In this video, Chase Hughes discusses a variety of topics related to the US government's mind control activities and, in particular, the possibility that Sirhan Sirhan was a Manchurian Candidate controlled by the CIA. There is also evidence that the shots that actually killed JFK came from another shooter, a private security guard who is named in the video.
The video is not brief but it's pretty interesting and credible, in part because Chase Hughes is not ordinarily a conspiracy theorist, and the video is persuasive.
I'll watch this because I recall a lot of this material, especially "the girl in the polka-dot dress" and the fact that the autopsy was done by a world famous pathologist whose name I forget, at the moment. One curious fact that puzzled me was that the security guard (Eugene something-or-other?) sold the gun that supposedly was used to kill Kennedy to a private party. I suppose that it was an odd way to rid himself of it. I also wonder who the girl in the polka dot dress was. It's been a while since I looked at this material. I definitely think Sirhan Sirhan was controlled by others.
Whether you're into conspiracy theories or not, I strongly suggest you watch the video in the OP of this thread, and here's another by the same person that might add additional information, although the video in the OP is the more informative one. Chase Hughes is not your typical conspiracy theorist. He's not known for that at all, and what he covers in these videos is mostly focused on known facts, although they may not be known to everyone. Oh, and for those who demand credentials, Chase Hughes has a degree in neuroscience from Harvard. I have been following the Behavior Panel for a while now and find it interesting, but it's about interpreting body language, which may or may not be of interest to you. The real reason for this post is to bump the video in the OP.
Who knows if Sirhan was Manchurian who took the fall, but I think it was the security guy in the car behind JFKs.
Ken, I'm about 20 minutes into the first video where he's talking about creating couriers. Do you remember the name of a woman who claimed to have been one of many of these couriers. She had a series of interviews with a radio host with whom she became romantically involved. He might have been Long John Neville, I'm not sure, it's been so long since I studied this subject. Also, Is my recollection correct that Sirhan was visited in prison by the Pope?

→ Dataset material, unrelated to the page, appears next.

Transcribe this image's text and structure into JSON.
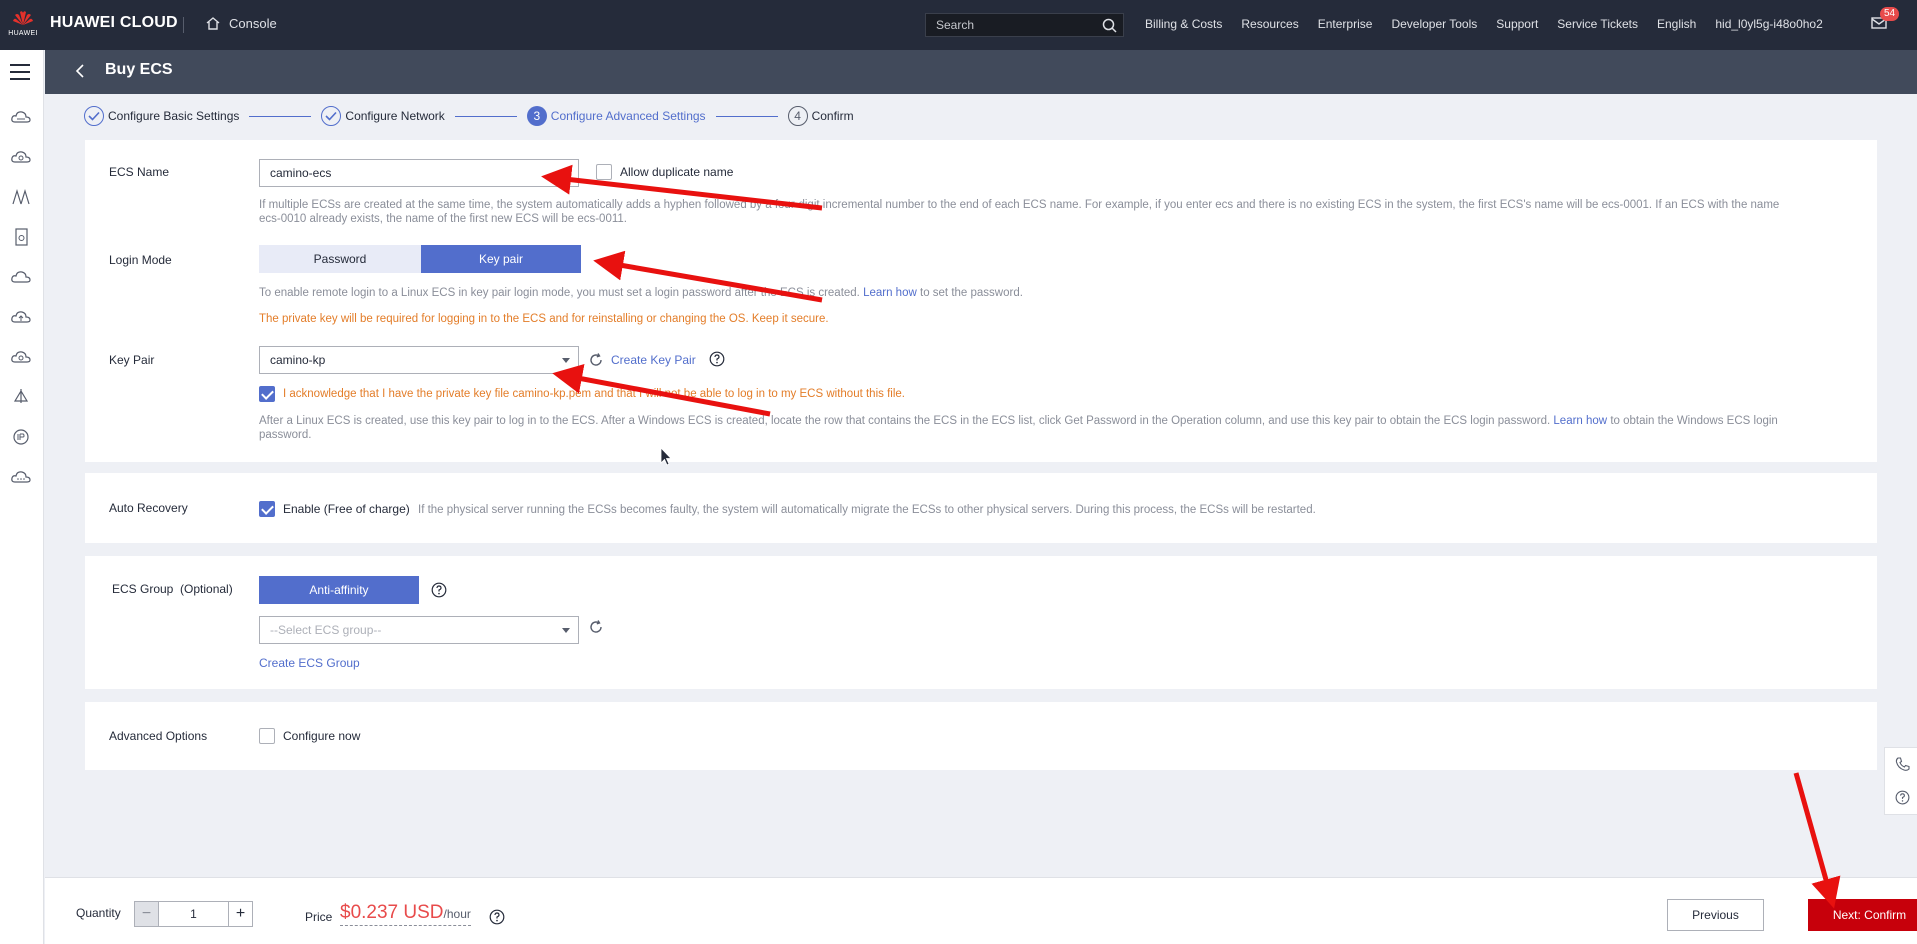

Her name was Candy Jones. It was Nebel, not Neville, who was the radio host. Nebel had had a short-lived marriage early in his life, and had a daughter Jackie from that marriage. In the early 1960s he was married to Margaret Dallas, but he was single again in 1972 when he met and married the fashion model Candy Jones. She had been one of the favorite pin up girls of the World War II era. The marriage took place after a whirlwind, month-long courtship, although Nebel and Jones had met briefly when Nebel was a photographer decades earlier. Jones became the co-host of Nebel's show almost immediately, and continued in this role until his death. Due to Jones's mood swings and shifts in personality, and some unusual and otherwise-unexplainable events in her life, Nebel said that he had come to suspect she had been a victim of a CIA mind control plot. Her story, with its conspiracy theory overtones, had a definite influence on the content of Nebel's radio show during its final six years.
It was Pope John Paul II who visited Mehmet Ali Agca, the Turkish man who had tried to assassinate him. I had Sirhan confused with Agca. Pope John Paul II talks wit his would-be assassin during a meeting in Agca's prison cell in Rome on 27 December 1983 Source: AP/Press Association Images Then 23, he shot the pope twice from close range in St Peter’s Square, one bullet passing through his abdomen and another narrowly missing his heart. Vatican police agreed to let him lay white roses on the late pope’s tomb but his request for a meeting with current Pope Francis was rebuffed by officials who have made no secret that they regard the former gunman as a slightly deranged publicity seeker. Agca, who now professes to be a devout Catholic, served nearly three decades in prisons in Italy and Turkey for the papal assassination attempt and other crimes including the murder of a journalist. His motive for trying to kill the pope remains unclear. He initially testified that he had acted alone but later claimed the Bulgarian and Soviet secret services had orchestrated the attempted murder because of the Polish pope’s anti-communist stance.